The drill’s use is a Martian landmark -- the first time scientists have drilled into the surface. It's a key moment for for the Mars Science Laboratory mission as well, marking a coming of age of sorts for the rover. Since landing on the Red Planet on Aug. 5, Curiosity has tested each of its instruments, from its many cameras to its laser-zapping instrument called ChemCam, and the drill's use is the grand finale of the show.
Curiosity's drill is part of what makes this rover such a giant step up from its Martian predecessors Spirit and the still-running Opportunity, which landed in 2004. Unlike those twin rovers, Curiosity can actually sample rock, then carefully drop it into a hole in its body. Inside, a chemical lab made up of the Sample Analysis at Mars instrument and the Chemistry and Mineralogy instrument will analyze it (also a first for Martian science). A sieve will keep out any particles larger than six-thousandths of an inch.
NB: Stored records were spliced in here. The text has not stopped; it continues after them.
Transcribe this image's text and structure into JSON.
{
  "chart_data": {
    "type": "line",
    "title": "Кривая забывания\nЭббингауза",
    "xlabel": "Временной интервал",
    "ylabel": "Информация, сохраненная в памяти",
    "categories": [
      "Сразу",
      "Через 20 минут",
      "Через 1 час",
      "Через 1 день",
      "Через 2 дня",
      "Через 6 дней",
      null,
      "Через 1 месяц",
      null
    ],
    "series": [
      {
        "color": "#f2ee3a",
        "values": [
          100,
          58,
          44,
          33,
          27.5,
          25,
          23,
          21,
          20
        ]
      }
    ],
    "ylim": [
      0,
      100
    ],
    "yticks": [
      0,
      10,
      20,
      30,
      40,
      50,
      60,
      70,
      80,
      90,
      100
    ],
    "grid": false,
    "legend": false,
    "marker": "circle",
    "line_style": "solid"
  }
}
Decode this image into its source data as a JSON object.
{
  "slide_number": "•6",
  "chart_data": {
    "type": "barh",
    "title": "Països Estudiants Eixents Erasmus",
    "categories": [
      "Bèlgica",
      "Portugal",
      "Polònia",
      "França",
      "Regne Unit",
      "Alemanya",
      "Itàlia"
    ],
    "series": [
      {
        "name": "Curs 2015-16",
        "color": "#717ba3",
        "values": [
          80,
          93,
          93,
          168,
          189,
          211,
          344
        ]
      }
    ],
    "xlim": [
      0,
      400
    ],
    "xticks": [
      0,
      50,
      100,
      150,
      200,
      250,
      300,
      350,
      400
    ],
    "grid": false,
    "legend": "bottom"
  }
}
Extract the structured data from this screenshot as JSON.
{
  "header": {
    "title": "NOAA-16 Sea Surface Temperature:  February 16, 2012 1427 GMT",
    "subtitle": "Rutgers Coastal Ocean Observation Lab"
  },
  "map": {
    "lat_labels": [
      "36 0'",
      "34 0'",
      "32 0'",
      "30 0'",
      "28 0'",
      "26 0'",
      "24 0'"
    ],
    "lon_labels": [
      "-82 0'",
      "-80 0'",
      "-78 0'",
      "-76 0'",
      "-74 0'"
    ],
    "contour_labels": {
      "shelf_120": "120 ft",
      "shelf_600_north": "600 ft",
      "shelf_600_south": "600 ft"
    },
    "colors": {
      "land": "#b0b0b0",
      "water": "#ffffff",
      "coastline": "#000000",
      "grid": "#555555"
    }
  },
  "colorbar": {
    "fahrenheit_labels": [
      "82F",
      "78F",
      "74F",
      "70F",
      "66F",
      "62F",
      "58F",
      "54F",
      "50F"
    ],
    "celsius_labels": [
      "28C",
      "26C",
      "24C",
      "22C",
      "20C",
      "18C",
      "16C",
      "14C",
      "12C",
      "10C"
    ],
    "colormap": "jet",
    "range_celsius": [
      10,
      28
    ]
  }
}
The drill, which sits on the end of Curiosity’s instrument-laden arm, bored a 0.63-inch hole some 2.5 inches deep into a patch of sedimentary bedrock – fine-grained rock that could contain clues from past wet environments. The rock powder from this hole will be processed and analyzed by the suite of instruments in its belly.
Back in mid-January, officials at Jet Propulsion Laboratory had estimated that the drill would be put into action some two weeks from then. Drilling is a complex process that can take days – each step is painstakingly choreographed. For example, it should take several days after drilling for ground controllers to process the sample and then send it to its lab instruments.
The drilled rock is named John Klein, after a deputy principal investigator for the mission who died in 2011. Curiosity is on its way toward Mt. Sharp, a three-mile high mountain in the middle of Gale Crater. Its layers may provide clues as to whether Mars was ever hospitable to life.